In: Statistics and Probability
The standard project is to use multiple regression analysis to analyze a data set. The data set is a study of student persistent enrolling in the next semester based on Gender, Age, GPA, a 22 questionnaire on self-efficacy, and student enrollment status.
The educational researcher wants to study the relationship between student enrollment status as it relates to gender, age, GPA, and the total response to a 22 questionnaire survey.
a. The estimated multiple regression analysis equation. b.
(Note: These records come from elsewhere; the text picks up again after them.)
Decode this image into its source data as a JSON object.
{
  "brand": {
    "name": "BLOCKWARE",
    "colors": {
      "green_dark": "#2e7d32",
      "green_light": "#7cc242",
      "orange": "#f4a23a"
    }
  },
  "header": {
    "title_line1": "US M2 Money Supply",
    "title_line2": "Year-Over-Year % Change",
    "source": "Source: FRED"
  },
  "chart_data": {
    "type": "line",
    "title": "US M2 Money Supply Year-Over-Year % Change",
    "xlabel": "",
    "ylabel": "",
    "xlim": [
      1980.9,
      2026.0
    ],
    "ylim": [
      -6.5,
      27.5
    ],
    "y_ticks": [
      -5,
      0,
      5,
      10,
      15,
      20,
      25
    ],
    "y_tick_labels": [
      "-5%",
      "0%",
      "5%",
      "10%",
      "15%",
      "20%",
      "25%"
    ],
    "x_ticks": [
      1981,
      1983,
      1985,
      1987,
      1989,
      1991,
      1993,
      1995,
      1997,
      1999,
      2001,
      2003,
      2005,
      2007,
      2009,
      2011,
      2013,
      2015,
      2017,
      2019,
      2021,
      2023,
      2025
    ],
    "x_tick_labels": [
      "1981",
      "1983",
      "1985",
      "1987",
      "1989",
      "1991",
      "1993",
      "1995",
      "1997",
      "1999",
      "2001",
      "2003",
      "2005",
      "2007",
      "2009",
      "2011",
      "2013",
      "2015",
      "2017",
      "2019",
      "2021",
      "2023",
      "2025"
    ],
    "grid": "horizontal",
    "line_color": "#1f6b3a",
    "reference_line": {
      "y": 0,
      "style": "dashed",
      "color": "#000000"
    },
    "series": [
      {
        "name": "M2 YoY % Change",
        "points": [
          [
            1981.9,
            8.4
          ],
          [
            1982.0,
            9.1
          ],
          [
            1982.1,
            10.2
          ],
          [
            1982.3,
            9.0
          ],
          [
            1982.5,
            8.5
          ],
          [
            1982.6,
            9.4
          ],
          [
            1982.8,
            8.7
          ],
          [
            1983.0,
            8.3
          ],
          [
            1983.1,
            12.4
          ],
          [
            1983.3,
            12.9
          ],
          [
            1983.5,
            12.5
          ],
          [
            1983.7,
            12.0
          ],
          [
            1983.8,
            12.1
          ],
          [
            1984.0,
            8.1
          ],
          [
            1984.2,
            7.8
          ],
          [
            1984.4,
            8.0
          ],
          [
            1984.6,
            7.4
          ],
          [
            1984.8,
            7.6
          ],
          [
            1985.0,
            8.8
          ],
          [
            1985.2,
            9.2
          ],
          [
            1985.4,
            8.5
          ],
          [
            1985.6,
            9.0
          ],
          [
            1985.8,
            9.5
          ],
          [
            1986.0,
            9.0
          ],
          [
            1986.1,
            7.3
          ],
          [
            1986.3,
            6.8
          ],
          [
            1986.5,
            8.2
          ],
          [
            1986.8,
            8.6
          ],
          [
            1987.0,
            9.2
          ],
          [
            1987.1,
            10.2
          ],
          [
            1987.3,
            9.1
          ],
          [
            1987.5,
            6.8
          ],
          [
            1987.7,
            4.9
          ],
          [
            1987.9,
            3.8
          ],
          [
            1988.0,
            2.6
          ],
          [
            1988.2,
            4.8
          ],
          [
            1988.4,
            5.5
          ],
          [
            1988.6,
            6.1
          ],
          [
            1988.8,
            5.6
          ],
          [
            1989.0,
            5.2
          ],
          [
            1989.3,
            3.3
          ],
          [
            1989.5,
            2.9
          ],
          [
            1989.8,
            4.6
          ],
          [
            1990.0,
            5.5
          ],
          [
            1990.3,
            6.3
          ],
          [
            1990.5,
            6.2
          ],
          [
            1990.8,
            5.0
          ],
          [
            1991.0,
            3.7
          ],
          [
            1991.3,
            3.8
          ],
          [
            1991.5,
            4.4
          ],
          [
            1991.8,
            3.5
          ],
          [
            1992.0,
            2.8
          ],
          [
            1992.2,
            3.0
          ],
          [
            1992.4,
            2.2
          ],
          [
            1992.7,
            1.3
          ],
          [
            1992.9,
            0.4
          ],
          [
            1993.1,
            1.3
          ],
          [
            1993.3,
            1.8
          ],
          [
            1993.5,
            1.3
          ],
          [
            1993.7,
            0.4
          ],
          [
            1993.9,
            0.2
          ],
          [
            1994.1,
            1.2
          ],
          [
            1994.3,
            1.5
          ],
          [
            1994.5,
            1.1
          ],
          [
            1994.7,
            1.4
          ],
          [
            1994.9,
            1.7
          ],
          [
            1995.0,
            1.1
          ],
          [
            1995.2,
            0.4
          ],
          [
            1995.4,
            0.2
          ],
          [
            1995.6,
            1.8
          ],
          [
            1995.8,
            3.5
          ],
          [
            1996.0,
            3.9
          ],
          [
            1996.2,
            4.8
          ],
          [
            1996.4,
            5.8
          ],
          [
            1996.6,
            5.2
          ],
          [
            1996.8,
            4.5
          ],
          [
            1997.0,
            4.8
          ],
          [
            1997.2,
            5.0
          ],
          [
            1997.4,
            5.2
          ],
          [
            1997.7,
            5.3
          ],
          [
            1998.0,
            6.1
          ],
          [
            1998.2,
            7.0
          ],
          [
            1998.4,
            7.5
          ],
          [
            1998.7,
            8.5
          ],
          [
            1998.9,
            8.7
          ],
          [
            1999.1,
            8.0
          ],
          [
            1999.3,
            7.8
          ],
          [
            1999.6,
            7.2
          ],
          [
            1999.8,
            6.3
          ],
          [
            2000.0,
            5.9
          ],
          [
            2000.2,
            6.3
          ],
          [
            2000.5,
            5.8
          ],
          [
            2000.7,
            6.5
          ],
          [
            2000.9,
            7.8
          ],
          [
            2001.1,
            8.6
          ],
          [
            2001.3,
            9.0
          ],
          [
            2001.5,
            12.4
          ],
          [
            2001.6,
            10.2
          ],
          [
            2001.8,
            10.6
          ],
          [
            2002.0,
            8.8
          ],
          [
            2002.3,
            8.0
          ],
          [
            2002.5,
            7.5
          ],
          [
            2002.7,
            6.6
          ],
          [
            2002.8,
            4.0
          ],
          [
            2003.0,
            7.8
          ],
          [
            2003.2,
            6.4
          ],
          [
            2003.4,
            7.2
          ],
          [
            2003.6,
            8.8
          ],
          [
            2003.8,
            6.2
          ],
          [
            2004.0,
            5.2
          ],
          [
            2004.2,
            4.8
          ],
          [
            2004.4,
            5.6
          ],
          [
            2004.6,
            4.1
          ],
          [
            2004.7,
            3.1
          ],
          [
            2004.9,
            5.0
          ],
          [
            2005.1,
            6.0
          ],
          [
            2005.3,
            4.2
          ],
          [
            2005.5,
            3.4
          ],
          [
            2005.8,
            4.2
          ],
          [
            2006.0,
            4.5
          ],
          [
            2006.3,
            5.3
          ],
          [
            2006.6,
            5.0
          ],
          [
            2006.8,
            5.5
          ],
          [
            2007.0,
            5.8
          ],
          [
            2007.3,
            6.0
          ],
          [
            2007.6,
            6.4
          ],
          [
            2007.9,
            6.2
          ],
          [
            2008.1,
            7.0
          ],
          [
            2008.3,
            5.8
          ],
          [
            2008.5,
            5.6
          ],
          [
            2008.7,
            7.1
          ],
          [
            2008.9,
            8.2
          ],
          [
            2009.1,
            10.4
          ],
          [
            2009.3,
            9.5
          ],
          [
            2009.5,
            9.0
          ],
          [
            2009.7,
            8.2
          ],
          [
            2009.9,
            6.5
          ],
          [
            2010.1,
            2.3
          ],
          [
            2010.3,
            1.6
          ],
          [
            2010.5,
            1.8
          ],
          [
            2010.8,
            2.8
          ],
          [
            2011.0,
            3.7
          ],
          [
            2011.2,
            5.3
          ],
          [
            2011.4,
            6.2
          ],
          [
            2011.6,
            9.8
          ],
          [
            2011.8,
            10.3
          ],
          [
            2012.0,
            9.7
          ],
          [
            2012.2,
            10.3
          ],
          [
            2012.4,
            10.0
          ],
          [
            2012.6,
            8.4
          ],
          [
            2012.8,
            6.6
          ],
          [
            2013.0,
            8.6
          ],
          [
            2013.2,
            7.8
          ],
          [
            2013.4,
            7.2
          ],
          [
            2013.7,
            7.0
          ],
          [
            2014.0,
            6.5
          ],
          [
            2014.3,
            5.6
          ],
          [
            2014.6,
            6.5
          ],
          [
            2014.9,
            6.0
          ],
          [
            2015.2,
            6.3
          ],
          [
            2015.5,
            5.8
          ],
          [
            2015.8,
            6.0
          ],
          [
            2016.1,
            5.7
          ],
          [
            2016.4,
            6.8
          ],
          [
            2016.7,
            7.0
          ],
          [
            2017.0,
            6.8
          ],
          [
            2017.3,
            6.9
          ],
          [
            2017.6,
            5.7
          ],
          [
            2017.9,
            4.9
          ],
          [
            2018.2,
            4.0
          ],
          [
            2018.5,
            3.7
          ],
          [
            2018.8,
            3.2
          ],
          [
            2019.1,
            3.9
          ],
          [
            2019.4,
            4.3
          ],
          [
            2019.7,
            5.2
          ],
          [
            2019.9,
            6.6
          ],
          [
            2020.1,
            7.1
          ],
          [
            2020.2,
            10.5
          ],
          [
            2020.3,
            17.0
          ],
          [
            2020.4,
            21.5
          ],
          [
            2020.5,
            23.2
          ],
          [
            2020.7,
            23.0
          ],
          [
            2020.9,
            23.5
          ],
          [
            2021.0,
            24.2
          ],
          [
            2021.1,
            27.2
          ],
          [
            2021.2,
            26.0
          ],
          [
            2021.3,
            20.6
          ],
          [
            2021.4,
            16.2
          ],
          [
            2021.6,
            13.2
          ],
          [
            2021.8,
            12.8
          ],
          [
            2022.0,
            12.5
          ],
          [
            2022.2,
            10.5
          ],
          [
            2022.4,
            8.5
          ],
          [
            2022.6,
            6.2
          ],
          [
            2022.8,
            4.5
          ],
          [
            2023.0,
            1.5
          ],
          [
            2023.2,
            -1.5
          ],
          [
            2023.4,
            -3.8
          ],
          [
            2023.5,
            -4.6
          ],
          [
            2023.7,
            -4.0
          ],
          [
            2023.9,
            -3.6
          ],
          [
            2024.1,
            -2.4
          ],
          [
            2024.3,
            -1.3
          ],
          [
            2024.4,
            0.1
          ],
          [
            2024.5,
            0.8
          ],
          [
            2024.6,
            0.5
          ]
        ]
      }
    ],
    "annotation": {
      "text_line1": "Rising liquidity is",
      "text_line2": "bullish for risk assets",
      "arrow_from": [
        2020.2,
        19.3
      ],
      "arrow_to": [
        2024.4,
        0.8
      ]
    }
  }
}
Does the model work? Research this question, use the Significance F value and compare it using p-value. c. How well does the model work? Research this question using p-values and R Square. d. Which variables contribute to the model? Research this question using p-values. e. General interpretation of the data and the data analysis.
Regression Statistics | ||||||||
Multiple R | 0.422451381 | |||||||
R Square | 0.178465169 | |||||||
Adjusted R Square | 0.148037953 | |||||||
Standard Error | 0.431974891 | |||||||
Observations | 113 | |||||||
ANOVA | ||||||||
df | SS | MS | F | Significance F | ||||
Regression | 4 | 4.377924324 | 1.094481081 | 5.86531378 | 0.000260992 | |||
Residual | 108 | 20.15304913 | 0.186602307 | |||||
Total | 112 | 24.53097345 | ||||||
Coefficients | Standard Error | t Stat | P-value | Lower 95% | Upper 95% | Lower 95.0% | Upper 95.0% | |
Intercept | 0.327601267 | 0.33188857 | 0.9870821 | 0.325808653 | -0.330259456 | 0.985461991 | -0.330259456 | 0.985461991 |
Gender | -0.30076921 | 0.083982457 | -3.581333792 | 0.000513969 | -0.467237009 | -0.134301411 | -0.467237009 | -0.134301411 |
Age | 0.006147102 | 0.09460487 | 0.064976589 | 0.94831276 | -0.181376164 | 0.193670367 | -0.181376164 | 0.193670367 |
GPA | 0.165452103 | 0.054477398 | 3.037077944 | 0.002995123 | 0.05746845 | 0.273435756 | 0.05746845 | 0.273435756 |
Total Q | 0.000365667 | 0.003539872 | 0.103299547 | 0.917916809 | -0.006650973 | 0.007382307 | -0.006650973 | 0.007382307 |
Part a )
The regression equation is :
Enrollment status = 0.3276-0.3008*Gender+0.006147*Age+0.1655*Gpa+0.000366*TotalQ
The coefficient values are obtained from the following part of the output:
.
part b)
The model got F value = 5.8653 and a P value = 0.000261
Since the P value 0.000261 < alpha 0.05 , this implies that the model has a significant effect in predicting the value of enrollment status
.
Part c)
The P value obtained suggest that the model is significant in predicting the values of the response variable
But the value of r square = 0.1785 ( rounded to 4 decimal values) is very small
A r square value 0.1785*100 = 17.85% implies that the model is able to explain on 17.85% of the variation in the value of the response variable
Hence in true sense though the model is statistically significant , it doesnot actually help is explaining the variation in the response variable student enrollment status
.
Part d)
The variables with P value < 0.05 contribute to the model significantly
Hence variables: Gender and GPA have got the respective P values < 0.05., hence they have significant influence on the model
The variables: Age and Total Q have respectively a larger p value > 0.05 , hence they so not have significant influence on the model
.
Part e)
Total 113 observations are taken to predict the relation of response variable enrollment status based on the independent variables, age, gender , GPA and Total Q. The P value obtained for model is 0.000261 with F value 5.8653 thus indicating that the model is significant. If we observe the variables individually, once can observe that P values for Gender and GPA are less than 0.05 thus indicating that these variables have significant influence on the model. The R square value of the model is : 17.85% which implies only 17.85% of the variation in the enrollment status is explained by this model.